A défaut d’agir promptement consécutivement à la notification d’un contenu illicite, l’hébergeur engage donc sa responsabilité. Mais l’économie des réseaux sociaux étant très largement anglo-saxonne, encore faut-il bien identifier l’hébergeur dont il s’agit. En effet, comme l’énonce la Cour d’appel de Paris en 2014, dans une affaire liée à une suppression de compte sur un réseau social, il importe de ne pas confondre Facebook Inc. Ireland, société irlandaise, et Facebook SARL, société française, seule la première ayant la qualité d’hébergeur au sens de la loi de 2004 : « la société Facebook Inc. Ireland et la S.A.R.L. Facebook France sont des entités juridiques différentes, […] les activités de cette dernière sont différentes de la société mère et strictement limitées à des fonctions de conseil en communication et de marketing, [et elle] ne dispose pas d’autorité ou de contrôle sur les opérations et le contenu du service Facebook.com » (CA Paris, 17 oct. 2014, n° 13/24544, Laurence C. c/ Facebook France : RLDI 2014/110, n° 3636, obs. J. de Romanet). Pour tout dire, l’hébergeur est celui qui a la capacité d’action sur les serveurs informatiques pour supprimer, maintenir ou rétablir ces contenus. Dans notre affaire, la situation est identique : l’hébergeur est bel et bien LinkedIn Ireland Unlimited Company, société de droit irlandais, sise à Dublin, et non de la discrète LinkedIn France SAS, filiale française, sise au 37 Rue du Rocher à Paris (8e). Toute action en responsabilité à l’encontre de l’hébergeur ayant manqué à agir promptement pour retirer le contenu visuel illicite du compte de Jacques de Darmecin, concrètement mon image, ne pourrait donc s’envisager qu’en assignant LinkedIn Ireland Unlimited Company. Il s’agirait alors de rédiger potentiellement en anglais une assignation à cette société étrangère, en ayant recours à une traduction certifiée par un expert traducteur près la Cour d’appel (sur la question de la notification des actes de procédure à l’étranger, en ce compris du point de vue linguistique, v. F. Cornette, « Entraide judiciaire internationale. – Notification des actes à l’étranger », J.-Cl. Dr. Int., fasc. 583, 2 sept. 2021) ; la même démarche prévaudrait à la rédaction des autres actes de procédure, et notamment la signification d’une décision qui nous serait favorable et les mesures exécutoires éventuelles.
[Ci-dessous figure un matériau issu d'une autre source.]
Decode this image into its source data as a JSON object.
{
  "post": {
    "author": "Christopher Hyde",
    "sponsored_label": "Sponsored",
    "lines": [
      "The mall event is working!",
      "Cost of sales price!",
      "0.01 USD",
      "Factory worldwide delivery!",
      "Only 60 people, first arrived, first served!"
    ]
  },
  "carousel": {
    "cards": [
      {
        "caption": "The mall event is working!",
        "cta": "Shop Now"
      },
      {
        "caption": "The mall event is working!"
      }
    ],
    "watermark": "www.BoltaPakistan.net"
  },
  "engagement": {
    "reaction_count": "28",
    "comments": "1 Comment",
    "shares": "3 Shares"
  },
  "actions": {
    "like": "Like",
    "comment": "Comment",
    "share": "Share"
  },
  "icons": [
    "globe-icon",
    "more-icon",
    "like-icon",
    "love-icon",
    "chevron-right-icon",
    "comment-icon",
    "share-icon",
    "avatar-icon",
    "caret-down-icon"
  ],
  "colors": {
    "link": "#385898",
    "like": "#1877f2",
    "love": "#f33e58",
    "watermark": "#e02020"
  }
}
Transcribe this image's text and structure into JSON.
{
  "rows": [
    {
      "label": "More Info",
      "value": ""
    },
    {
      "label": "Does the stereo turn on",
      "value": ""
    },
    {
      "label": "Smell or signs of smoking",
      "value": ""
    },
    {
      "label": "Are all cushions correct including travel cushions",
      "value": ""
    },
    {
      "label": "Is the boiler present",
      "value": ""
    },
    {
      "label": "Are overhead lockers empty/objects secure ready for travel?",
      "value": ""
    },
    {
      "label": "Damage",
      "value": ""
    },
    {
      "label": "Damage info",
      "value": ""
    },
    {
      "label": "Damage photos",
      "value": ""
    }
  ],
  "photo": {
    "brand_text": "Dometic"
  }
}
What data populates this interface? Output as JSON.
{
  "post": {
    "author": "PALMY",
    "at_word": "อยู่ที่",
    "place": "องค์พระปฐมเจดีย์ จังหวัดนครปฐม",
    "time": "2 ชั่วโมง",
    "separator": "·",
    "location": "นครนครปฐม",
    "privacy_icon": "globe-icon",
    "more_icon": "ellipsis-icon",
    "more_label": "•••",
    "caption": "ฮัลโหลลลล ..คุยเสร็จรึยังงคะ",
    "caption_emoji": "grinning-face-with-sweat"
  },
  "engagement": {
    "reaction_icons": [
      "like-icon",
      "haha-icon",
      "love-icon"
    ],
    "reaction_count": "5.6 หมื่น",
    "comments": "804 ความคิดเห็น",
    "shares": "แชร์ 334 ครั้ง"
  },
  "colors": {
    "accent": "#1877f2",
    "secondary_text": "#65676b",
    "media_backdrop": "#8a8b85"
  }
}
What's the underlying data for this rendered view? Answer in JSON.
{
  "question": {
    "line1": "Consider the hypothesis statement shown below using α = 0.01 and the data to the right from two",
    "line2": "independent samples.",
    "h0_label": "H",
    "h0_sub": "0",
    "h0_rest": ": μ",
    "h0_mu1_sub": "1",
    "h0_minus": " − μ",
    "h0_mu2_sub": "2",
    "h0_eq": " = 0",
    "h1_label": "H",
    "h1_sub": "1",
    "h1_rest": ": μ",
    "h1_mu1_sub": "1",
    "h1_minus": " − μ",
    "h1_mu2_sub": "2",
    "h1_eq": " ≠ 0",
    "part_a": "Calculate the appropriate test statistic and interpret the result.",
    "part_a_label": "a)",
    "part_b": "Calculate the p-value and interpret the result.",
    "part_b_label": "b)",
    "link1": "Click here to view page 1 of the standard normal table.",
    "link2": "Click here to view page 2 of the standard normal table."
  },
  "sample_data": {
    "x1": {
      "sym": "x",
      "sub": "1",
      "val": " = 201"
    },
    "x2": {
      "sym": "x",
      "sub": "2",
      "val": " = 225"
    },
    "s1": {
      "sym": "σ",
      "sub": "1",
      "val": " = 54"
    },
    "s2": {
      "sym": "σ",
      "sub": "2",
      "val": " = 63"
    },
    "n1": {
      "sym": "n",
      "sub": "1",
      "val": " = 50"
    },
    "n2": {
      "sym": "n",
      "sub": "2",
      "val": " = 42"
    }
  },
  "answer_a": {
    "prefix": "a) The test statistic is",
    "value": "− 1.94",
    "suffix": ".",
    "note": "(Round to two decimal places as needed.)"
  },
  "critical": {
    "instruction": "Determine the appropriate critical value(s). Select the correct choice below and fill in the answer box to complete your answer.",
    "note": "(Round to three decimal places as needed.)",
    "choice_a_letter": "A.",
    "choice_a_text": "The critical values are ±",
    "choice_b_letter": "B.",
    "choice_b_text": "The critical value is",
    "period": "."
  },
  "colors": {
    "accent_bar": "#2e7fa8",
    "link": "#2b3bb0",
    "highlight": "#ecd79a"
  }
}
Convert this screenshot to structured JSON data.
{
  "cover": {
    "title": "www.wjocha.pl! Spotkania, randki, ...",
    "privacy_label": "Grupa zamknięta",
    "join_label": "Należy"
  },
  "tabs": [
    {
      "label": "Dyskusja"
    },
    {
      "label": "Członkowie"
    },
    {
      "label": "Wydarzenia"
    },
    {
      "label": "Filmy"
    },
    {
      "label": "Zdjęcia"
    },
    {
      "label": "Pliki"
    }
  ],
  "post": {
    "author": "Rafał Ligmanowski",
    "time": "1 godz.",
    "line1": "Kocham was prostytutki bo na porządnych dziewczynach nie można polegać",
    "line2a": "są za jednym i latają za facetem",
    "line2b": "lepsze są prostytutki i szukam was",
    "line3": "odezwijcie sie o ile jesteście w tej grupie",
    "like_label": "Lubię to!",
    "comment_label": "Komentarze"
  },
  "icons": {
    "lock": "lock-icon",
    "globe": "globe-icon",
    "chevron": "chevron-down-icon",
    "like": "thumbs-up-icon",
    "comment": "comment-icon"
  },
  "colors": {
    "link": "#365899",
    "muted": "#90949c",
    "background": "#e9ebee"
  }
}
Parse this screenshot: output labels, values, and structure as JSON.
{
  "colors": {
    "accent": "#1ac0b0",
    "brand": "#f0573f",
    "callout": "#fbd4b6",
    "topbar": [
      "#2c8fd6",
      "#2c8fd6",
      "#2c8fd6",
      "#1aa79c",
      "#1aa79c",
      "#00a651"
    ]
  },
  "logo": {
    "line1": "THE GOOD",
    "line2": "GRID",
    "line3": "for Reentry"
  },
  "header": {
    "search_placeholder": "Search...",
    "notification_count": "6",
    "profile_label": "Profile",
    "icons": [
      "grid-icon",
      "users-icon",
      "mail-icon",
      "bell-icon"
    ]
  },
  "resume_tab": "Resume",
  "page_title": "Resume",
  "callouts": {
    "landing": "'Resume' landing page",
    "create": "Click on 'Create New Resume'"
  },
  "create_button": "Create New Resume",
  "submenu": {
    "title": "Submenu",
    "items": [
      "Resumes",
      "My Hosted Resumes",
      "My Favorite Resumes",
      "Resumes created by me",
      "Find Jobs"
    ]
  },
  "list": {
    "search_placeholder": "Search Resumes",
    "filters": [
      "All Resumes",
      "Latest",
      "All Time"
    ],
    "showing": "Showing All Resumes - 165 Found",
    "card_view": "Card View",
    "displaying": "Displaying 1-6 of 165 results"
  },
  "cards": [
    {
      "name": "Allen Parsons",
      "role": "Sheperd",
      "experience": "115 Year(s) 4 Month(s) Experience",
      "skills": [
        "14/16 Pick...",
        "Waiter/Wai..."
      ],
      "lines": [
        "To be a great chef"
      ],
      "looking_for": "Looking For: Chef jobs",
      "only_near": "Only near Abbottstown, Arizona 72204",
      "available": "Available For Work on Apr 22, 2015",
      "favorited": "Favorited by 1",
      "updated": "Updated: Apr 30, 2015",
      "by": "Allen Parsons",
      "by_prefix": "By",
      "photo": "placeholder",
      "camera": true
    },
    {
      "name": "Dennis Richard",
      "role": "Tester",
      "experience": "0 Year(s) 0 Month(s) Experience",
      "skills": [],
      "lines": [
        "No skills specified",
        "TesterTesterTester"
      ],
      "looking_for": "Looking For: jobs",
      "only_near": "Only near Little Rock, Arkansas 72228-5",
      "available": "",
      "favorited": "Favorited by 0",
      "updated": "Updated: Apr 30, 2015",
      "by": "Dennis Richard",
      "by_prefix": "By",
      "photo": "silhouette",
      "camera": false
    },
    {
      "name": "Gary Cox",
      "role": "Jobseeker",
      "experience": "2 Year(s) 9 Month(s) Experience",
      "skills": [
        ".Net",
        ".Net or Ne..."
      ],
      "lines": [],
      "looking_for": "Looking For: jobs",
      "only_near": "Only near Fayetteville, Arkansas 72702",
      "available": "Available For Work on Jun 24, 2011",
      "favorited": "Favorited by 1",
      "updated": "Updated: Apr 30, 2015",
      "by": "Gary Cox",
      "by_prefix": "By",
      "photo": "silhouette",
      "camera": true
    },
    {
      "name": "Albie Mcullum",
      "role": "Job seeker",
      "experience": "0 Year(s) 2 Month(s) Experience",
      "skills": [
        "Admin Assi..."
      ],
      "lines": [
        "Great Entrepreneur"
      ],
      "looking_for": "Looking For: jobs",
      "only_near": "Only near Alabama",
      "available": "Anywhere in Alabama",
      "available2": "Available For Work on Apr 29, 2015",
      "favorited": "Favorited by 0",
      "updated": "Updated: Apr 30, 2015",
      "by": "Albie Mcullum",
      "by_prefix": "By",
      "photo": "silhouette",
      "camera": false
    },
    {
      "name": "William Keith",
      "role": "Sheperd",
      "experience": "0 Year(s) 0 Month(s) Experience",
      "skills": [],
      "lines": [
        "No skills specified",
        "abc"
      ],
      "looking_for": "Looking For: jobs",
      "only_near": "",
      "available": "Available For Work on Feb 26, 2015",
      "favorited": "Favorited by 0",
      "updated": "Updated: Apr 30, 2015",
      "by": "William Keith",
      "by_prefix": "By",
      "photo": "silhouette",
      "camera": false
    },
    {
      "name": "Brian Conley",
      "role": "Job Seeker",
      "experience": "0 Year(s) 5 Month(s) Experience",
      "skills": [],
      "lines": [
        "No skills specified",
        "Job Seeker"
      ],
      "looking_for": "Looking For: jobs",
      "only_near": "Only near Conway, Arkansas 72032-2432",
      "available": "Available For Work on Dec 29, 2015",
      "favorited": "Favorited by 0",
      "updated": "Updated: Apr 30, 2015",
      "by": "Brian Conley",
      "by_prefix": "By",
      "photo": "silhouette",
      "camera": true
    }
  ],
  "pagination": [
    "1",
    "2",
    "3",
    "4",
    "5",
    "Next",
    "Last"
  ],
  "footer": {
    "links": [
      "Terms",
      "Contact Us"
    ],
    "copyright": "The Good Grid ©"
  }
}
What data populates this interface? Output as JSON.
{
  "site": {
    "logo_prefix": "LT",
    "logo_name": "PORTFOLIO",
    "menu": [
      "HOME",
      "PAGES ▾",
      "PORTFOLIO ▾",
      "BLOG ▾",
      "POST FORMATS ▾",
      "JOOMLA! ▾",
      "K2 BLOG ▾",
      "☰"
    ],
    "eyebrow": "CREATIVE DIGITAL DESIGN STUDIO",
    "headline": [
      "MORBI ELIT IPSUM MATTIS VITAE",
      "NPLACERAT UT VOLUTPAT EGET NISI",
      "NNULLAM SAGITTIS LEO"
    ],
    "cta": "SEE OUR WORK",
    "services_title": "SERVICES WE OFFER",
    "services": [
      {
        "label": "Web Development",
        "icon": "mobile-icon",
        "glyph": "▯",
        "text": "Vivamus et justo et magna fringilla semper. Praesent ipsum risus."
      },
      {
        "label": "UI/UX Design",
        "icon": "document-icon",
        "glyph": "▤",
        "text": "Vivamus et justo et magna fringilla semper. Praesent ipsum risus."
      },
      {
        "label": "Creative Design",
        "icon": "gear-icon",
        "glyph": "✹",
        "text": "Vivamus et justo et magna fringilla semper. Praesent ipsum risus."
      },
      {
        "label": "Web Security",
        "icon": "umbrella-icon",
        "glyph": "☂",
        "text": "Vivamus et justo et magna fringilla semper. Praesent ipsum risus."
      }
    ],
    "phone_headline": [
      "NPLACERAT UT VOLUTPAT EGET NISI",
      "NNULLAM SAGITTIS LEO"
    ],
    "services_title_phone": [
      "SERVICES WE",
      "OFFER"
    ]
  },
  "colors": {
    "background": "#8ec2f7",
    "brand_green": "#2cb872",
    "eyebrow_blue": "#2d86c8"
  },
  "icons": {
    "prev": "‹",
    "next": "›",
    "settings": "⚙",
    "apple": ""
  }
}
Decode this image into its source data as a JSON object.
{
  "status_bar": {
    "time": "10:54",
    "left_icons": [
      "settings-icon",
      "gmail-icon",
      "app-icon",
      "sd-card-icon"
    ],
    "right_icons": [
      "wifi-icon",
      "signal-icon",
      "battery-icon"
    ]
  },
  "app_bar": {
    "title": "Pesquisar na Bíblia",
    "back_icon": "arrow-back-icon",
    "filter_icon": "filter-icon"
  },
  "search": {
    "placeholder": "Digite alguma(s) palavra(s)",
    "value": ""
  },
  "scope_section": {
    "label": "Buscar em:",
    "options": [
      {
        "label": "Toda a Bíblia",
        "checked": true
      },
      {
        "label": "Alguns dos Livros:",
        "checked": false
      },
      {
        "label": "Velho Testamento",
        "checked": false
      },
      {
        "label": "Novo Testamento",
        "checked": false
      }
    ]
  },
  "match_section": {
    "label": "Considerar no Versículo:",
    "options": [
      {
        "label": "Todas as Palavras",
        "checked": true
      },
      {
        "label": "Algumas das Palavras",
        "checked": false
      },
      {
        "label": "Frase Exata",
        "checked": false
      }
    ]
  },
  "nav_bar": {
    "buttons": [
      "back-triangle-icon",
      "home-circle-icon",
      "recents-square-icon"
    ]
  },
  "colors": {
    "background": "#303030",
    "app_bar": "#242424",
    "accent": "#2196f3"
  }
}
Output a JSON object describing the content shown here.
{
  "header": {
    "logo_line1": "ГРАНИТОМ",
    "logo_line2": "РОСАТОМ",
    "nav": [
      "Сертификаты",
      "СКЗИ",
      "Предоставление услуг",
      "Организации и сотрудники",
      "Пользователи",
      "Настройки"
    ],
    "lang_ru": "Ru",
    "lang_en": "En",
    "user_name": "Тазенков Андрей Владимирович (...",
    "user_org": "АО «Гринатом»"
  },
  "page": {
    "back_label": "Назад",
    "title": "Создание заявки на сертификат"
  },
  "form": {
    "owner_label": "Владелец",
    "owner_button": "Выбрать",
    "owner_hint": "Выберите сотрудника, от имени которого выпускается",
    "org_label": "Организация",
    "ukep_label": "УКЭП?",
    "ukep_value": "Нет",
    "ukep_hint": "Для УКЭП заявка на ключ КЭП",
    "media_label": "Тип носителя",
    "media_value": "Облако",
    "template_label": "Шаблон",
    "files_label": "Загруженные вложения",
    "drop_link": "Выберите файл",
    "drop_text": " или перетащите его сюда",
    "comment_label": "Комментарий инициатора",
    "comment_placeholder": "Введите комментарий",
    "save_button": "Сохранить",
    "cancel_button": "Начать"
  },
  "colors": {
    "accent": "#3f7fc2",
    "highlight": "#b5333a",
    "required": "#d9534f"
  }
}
Faut-il se résoudre à un tel jusqu’au-boutisme procédurier ? A la lecture de l’article 6, I, 8 de la loi de 2004, une porte de sortie plus praticable semble avoir été prévue par le législateur. Selon ce texte : « Le président du tribunal judiciaire, statuant selon la procédure accélérée au fond, peut prescrire à toute personne susceptible d’y contribuer toutes mesures propres à prévenir un dommage ou à faire cesser un dommage occasionné par le contenu d’un service de communication au public en ligne ». On se plaît à imaginer que cette procédure pourrait être sollicitée en vue d’obtenir le retrait par l’hébergeur d’un contenu illicite, et ce sans recourir à la notification précédemment décrite. Il est toutefois entendu que le caractère d’urgence de ce genre de voie d’action n’autorise pas pour autant à s’émanciper de la contrainte liée à la potentielle rédaction en anglais, via un expert traducteur, des actes de procédure…

***

Pour conclure, comment ne pas constater que tout un chacun peut rapidement se trouver dépourvu face aux petits usages débridés des réseaux sociaux. Le droit positif n’offre sans doute pas une protection bien efficace pour lutter contre cette sociologie du net, où l’appropriation « bon enfant » de l’image d’autrui passe pour tellement insignifiante. Dans cette affaire, point d’escroquerie, point de diffamation, point de « revenge porn » ou autres réjouissances dont Internet pullule. Simplement l’utilisation de l’image d’un inconnu trouvée sur la toile, histoire de meubler un faux profil. Dans un premier temps, ni l’hébergeur, ni l’usurpateur n’ont réagi respectivement à mes signalement et requête ; s’était alors vraiment posée la question faustienne d’aller ou de ne pas aller plus loin… Quoi ? S’engager dans une procédure contre le géant LinkedIn Ireland Unlimited Company, pour des faits somme toute quasi anodins… ? Et puis ce gros plan sur ma main scellant l’évanescence du caractère illicite du contenu ; tout devenait encore plus vain et ridicule… Je décidai donc de rester dans la peau de Jacques de Darmecin, à tout le moins dans sa main.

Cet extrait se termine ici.